If interest rates drop, once again – pressure on demand.
CIARAN RYAN: Just to recap for people who may not have heard the earlier podcast that we did – you obviously are locking your tenants in these medical buildings with fairly long-term leases, with escalations built-in. They are secure tenants. These are not people who are there for a few months and then move out. So you really do have an underpinning of very, very good tenants with rental escalations built in there.
But now the question is, from an investor’s point of view, how long is a person locked in? How do they exit their investment, and can they roll it over? Just explain that again.
JUSTIN CLARKE: The period is a fixed period. We normally have between three and five years; most of them are five-year periods. It’s very important for most investors to know that they are going to be able to exit at the end of the period. But we don’t float that stock. That means that even though it’s on a public exchange, you can’t buy and sell on that exchange in an open market.
I guess you have to look at what has happened over the last couple of years. Over the last five years, anybody who has put their stock up for sale would notify us; we would float it on the market, and we would notify our community. So far there has been a 100% success rate. Everybody who has wanted to sell and get out early for reasons of family emergency or family incidents has been able to exit.
CIARAN RYAN: Of course, there is a capital gain element to this as well. Not only are you earning quarterly returns, but you are also getting a capital gain, presumably, at the end of it. Or have there been instances where there’s been a capital loss?

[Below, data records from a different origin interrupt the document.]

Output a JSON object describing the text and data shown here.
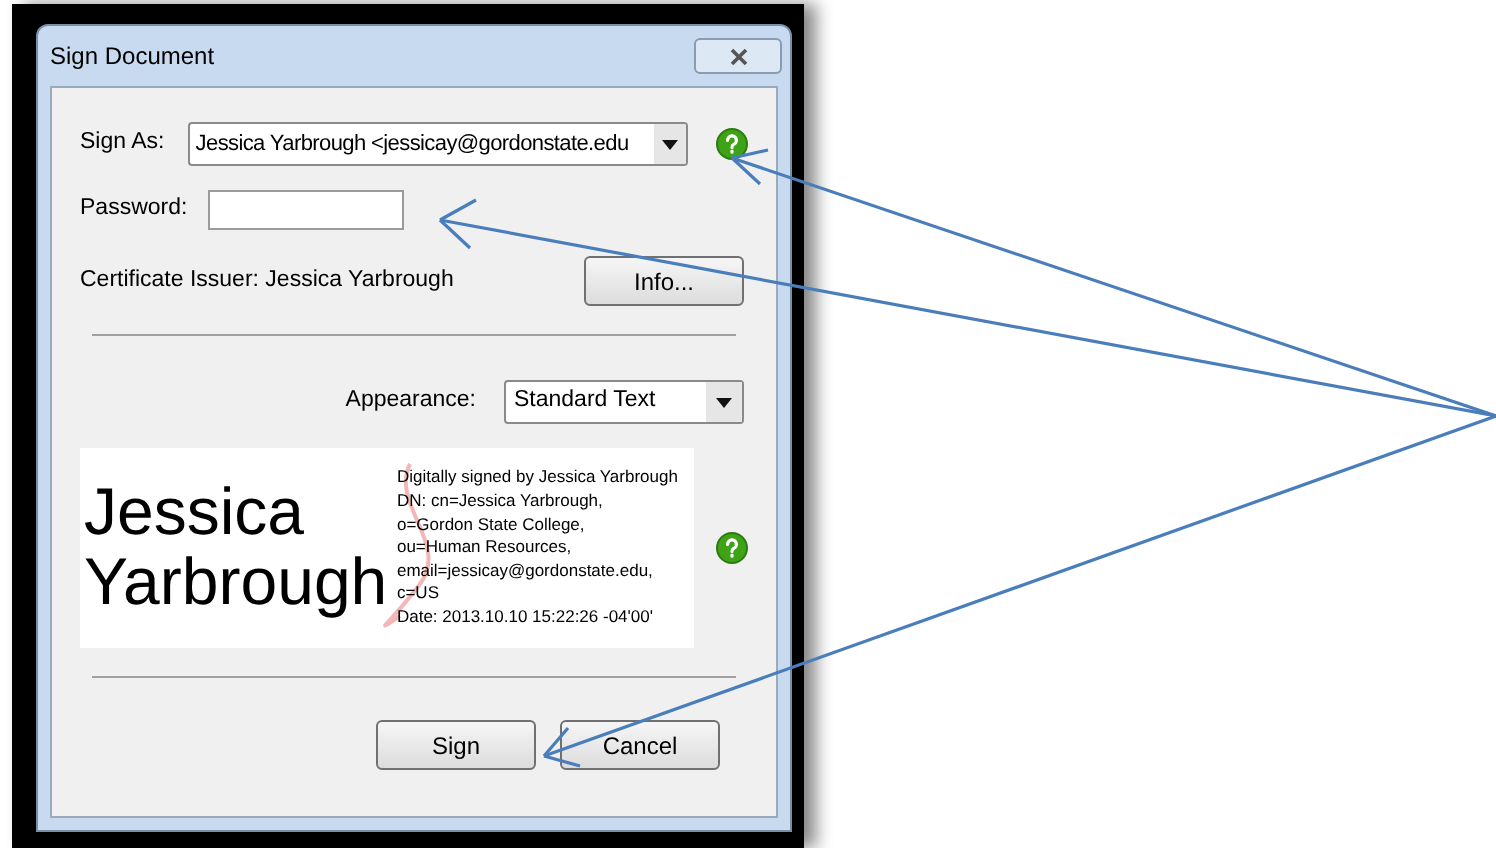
{
  "window": {
    "title": "Sign Document"
  },
  "sign_as": {
    "label": "Sign As:",
    "value": "Jessica Yarbrough <jessicay@gordonstate.edu"
  },
  "password": {
    "label": "Password:"
  },
  "certificate_issuer": "Certificate Issuer: Jessica Yarbrough",
  "info_button": "Info...",
  "appearance": {
    "label": "Appearance:",
    "value": "Standard Text"
  },
  "signature_preview": {
    "name_lines": [
      "Jessica",
      "Yarbrough"
    ],
    "details": [
      "Digitally signed by Jessica Yarbrough",
      "DN: cn=Jessica Yarbrough,",
      "o=Gordon State College,",
      "ou=Human Resources,",
      "email=jessicay@gordonstate.edu,",
      "c=US",
      "Date: 2013.10.10 15:22:26 -04'00'"
    ]
  },
  "buttons": [
    "Sign",
    "Cancel"
  ]
}
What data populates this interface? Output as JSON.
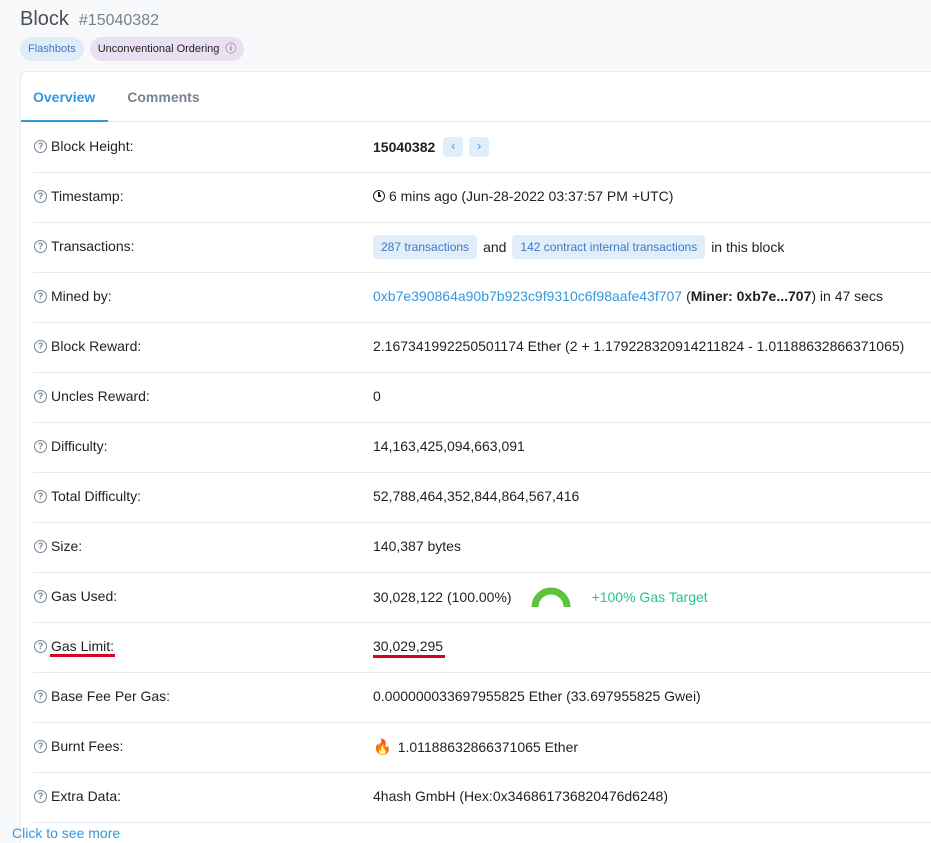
{
  "header": {
    "title": "Block",
    "block_number": "#15040382",
    "badges": {
      "flashbots": "Flashbots",
      "unconventional": "Unconventional Ordering"
    }
  },
  "tabs": {
    "overview": "Overview",
    "comments": "Comments"
  },
  "rows": {
    "block_height": {
      "label": "Block Height:",
      "value": "15040382"
    },
    "timestamp": {
      "label": "Timestamp:",
      "value": "6 mins ago (Jun-28-2022 03:37:57 PM +UTC)"
    },
    "transactions": {
      "label": "Transactions:",
      "tx_pill": "287 transactions",
      "and": "and",
      "internal_pill": "142 contract internal transactions",
      "suffix": "in this block"
    },
    "mined_by": {
      "label": "Mined by:",
      "address": "0xb7e390864a90b7b923c9f9310c6f98aafe43f707",
      "open_paren": "(",
      "miner": "Miner: 0xb7e...707",
      "suffix": ") in 47 secs"
    },
    "block_reward": {
      "label": "Block Reward:",
      "value": "2.167341992250501174 Ether (2 + 1.179228320914211824 - 1.01188632866371065)"
    },
    "uncles_reward": {
      "label": "Uncles Reward:",
      "value": "0"
    },
    "difficulty": {
      "label": "Difficulty:",
      "value": "14,163,425,094,663,091"
    },
    "total_difficulty": {
      "label": "Total Difficulty:",
      "value": "52,788,464,352,844,864,567,416"
    },
    "size": {
      "label": "Size:",
      "value": "140,387 bytes"
    },
    "gas_used": {
      "label": "Gas Used:",
      "value": "30,028,122 (100.00%)",
      "target": "+100% Gas Target",
      "gauge_fraction": 1.0,
      "gauge_color": "#5cc33c"
    },
    "gas_limit": {
      "label": "Gas Limit:",
      "value": "30,029,295"
    },
    "base_fee": {
      "label": "Base Fee Per Gas:",
      "value": "0.000000033697955825 Ether (33.697955825 Gwei)"
    },
    "burnt_fees": {
      "label": "Burnt Fees:",
      "value": "1.01188632866371065 Ether",
      "icon": "fire-icon"
    },
    "extra_data": {
      "label": "Extra Data:",
      "value": "4hash GmbH (Hex:0x346861736820476d6248)"
    }
  },
  "footer": {
    "link": "Click to see more"
  },
  "colors": {
    "accent": "#3498db",
    "highlight_underline": "#d6051e",
    "positive": "#1ec98a"
  }
}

JUSTIN CLARKE: In our medical portfolio so far, not, and we have started to exit. We’ve exited our very first portfolios. Medical 2 and Medical 1 are still in the process. We’ll be exiting by the end of the year. For both of those, the final RoR [rate of return] is well over 10%. So we’ve ended well on those two. And everything else is looking good. The rest of the portfolio is looking very strong.
CIARAN RYAN: Just explain to people who have not come across OrbVest before – are you looking only at South African investors or are you casting your net internationally?
JUSTIN CLARKE: As you discussed in the first programme, originally we were looking after South African investors – initially ourselves and our friends and family. And then we extended the net and it became predominantly South African members. But we realised very soon that there were people from all over the world, particularly other emerging markets. Our second-biggest investor in China. We had investors from China in Medical 25, Old Milton, the one that we closed about four months ago – they made up about 40% of our investors alone. So significant interest from China.
Then the third one is Brazil, which I guess is in a fairly similar situation to South Africa.
CIARAN RYAN: These are all emerging markets, so presumably there are currency issues that investors there are trying to hedge against – would that be correct?
JUSTIN CLARKE: Yes, I think everyone has different reasons for doing so. One of the fundamental reasons is the lack of trust in the government. That’s the Brazilians and Chinese, and certainly some of the South Africans that are looking to invest in these products.
CIARAN RYAN: Okay, we are going to leave it there for the moment, Justin. Thanks very much.